A custom cacheKey should be passed whenever the selector's identity is not a good proxy for the selector's behavior — closures over non-serialized values, dynamically composed selectors, etc.


5. Chainable method markers

Each chainable method appends a marker to resourceKey:

Method Marker
.one() "one"
.optional() "optional"
.many() "many"
.list() "list"
.infinite() "infinite"
.as(view) "as", <serialized view>
.select(fn, k) "select", <cacheKey>
.defer() "defer"
.preloadOnly() "preloadOnly"
.required() "required"
.field(name) "field", <name>

The exact markers are internal. The point is that two specs that differ in any chainable method get separate keys, and identical chains share keys.


6. The React resource cache

The React entrypoint's suspense / live-query hooks share a resource cache keyed by (db instance, resourceKey). Two components that mount the same spec share a single subscription; two components that mount different specs (even by a single chainable method) get separate subscriptions.

The cache is per DB instance. Two createStartDbFromSchema(schema) calls produce two DB instances; their resources do not share. This matters for tests that build multiple DBs in the same process.

The cache is also scoped by initialPageParam for infinite queries. A useDbLiveInfiniteQuery with one initialPageParam and a different one (in the same component or across components) get separate resources, even if the pageSpec callback is otherwise identical.


7. Dedup and refetch

The useDbLiveQuery(spec) hook uses useSyncExternalStore with a stable subscribe callback, so the subscription is set up once per mount. If the same spec is mounted by another component in the same render, the second component reuses the first's subscription through the shared resource cache.

Live subscriptions re-emit when the underlying collection changes. The runtime does not debounce or batch re-emissions; consumers that want a "latest value" view should compute it from the spec's state directly.

A manual refetch is spec.execute() (one-shot) or spec.subscribe(cb) (live).

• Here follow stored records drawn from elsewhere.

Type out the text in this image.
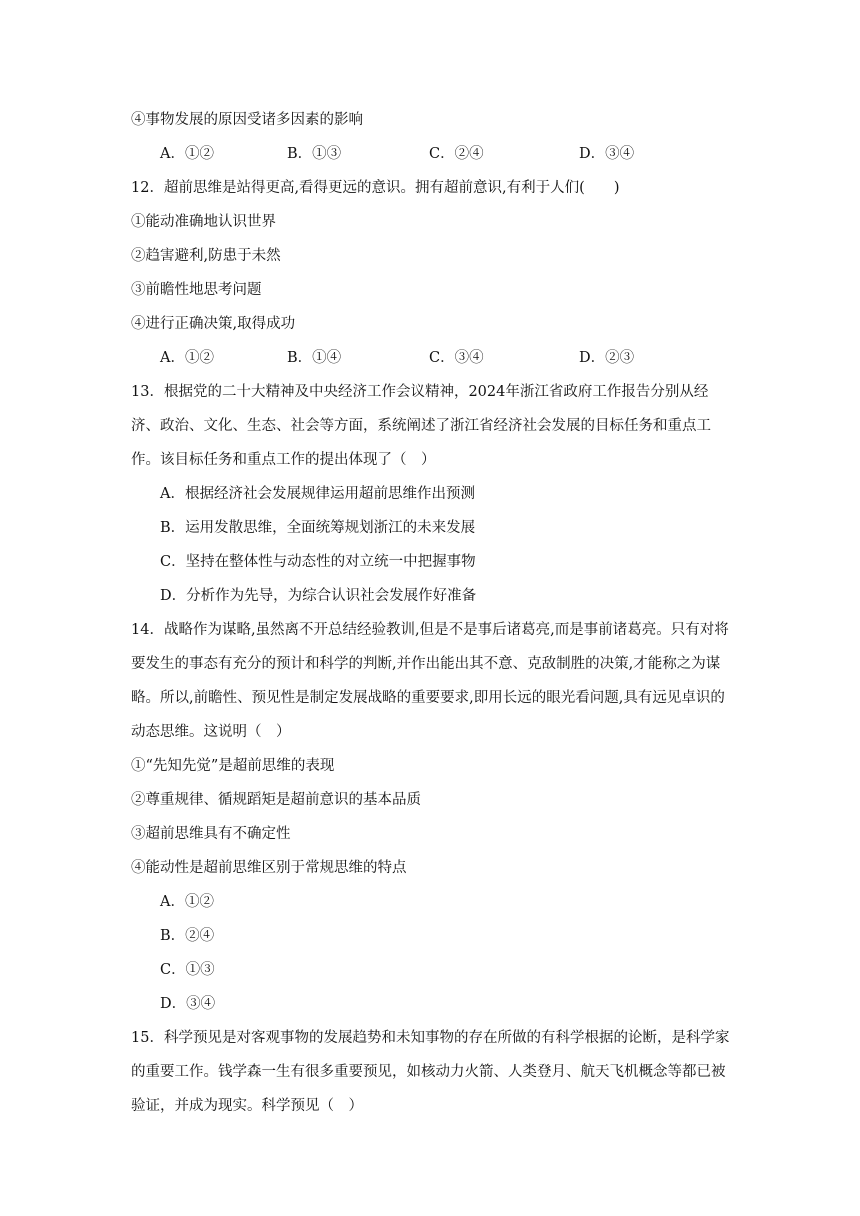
④事物发展的原因受诸多因素的影响
A．①②	B．①③	C．②④	D．③④
12．超前思维是站得更高,看得更远的意识。拥有超前意识,有利于人们(　　)
①能动准确地认识世界
②趋害避利,防患于未然
③前瞻性地思考问题
④进行正确决策,取得成功
A．①②	B．①④	C．③④	D．②③
13．根据党的二十大精神及中央经济工作会议精神，2024年浙江省政府工作报告分别从经济、政治、文化、生态、社会等方面，系统阐述了浙江省经济社会发展的目标任务和重点工作。该目标任务和重点工作的提出体现了（　）
A．根据经济社会发展规律运用超前思维作出预测
B．运用发散思维，全面统筹规划浙江的未来发展
C．坚持在整体性与动态性的对立统一中把握事物
D．分析作为先导，为综合认识社会发展作好准备
14．战略作为谋略,虽然离不开总结经验教训,但是不是事后诸葛亮,而是事前诸葛亮。只有对将要发生的事态有充分的预计和科学的判断,并作出能出其不意、克敌制胜的决策,才能称之为谋略。所以,前瞻性、预见性是制定发展战略的重要要求,即用长远的眼光看问题,具有远见卓识的动态思维。这说明（　）
①“先知先觉”是超前思维的表现
②尊重规律、循规蹈矩是超前意识的基本品质
③超前思维具有不确定性
④能动性是超前思维区别于常规思维的特点
A．①②
B．②④
C．①③
D．③④
15．科学预见是对客观事物的发展趋势和未知事物的存在所做的有科学根据的论断，是科学家的重要工作。钱学森一生有很多重要预见，如核动力火箭、人类登月、航天飞机概念等都已被验证，并成为现实。科学预见（　）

There is no refetch() method on DbQuerySpec; refetch is a side-effect of re-executing the spec, not a separate API.


8. Action-side invalidation

Actions can declare the queries they affect through affects(handler):

const likePost = action<{ id: string }>({
  affects: ({ input, q }) => [q.post.byId(input.id).field("likes")],
  run: ({ input }) => {
    /* ... */
  },
});

The affects handler returns query specs the action invalidates. The route builder uses this to mark dependent specs as pending while the action runs; the action's invalidate hook (separate from affects) is the post-success invalidation hook.

affects is a declaration, not an imperative call. The runtime reads the result and updates the affected specs' pending state; the underlying live collections continue to emit on their own schedule. The pending state is a UI signal, not a cache primitive.

For finer-grained control, the LiveQueryTracker registry (exposed on ActionTracker.liveQueries) tracks loading predicates for native live collections. pending.query(name) returns true while any matching predicate is still loading.


9. Common pitfalls

  • Unstable closures inside key. The key option should be a stable tuple. A closure that captures a changing variable will produce a different key per render and break dedup. Hoist the key to module scope or memoize it.
  • Sharing subscriptions across DBs. Two DB instances have separate resource caches. If you have a test that builds a new DB per test, the cache is fresh per test.
  • Relying on resourceKey for assertions. The key is an opaque identifier. Asserting on its exact shape couples tests to internal markers that may change between versions.
  • Forgetting .as(view) in a key comparison. Two specs that differ only in view binding get separate keys. The runtime will not dedup them; if you want shared subscriptions, the view must be the same.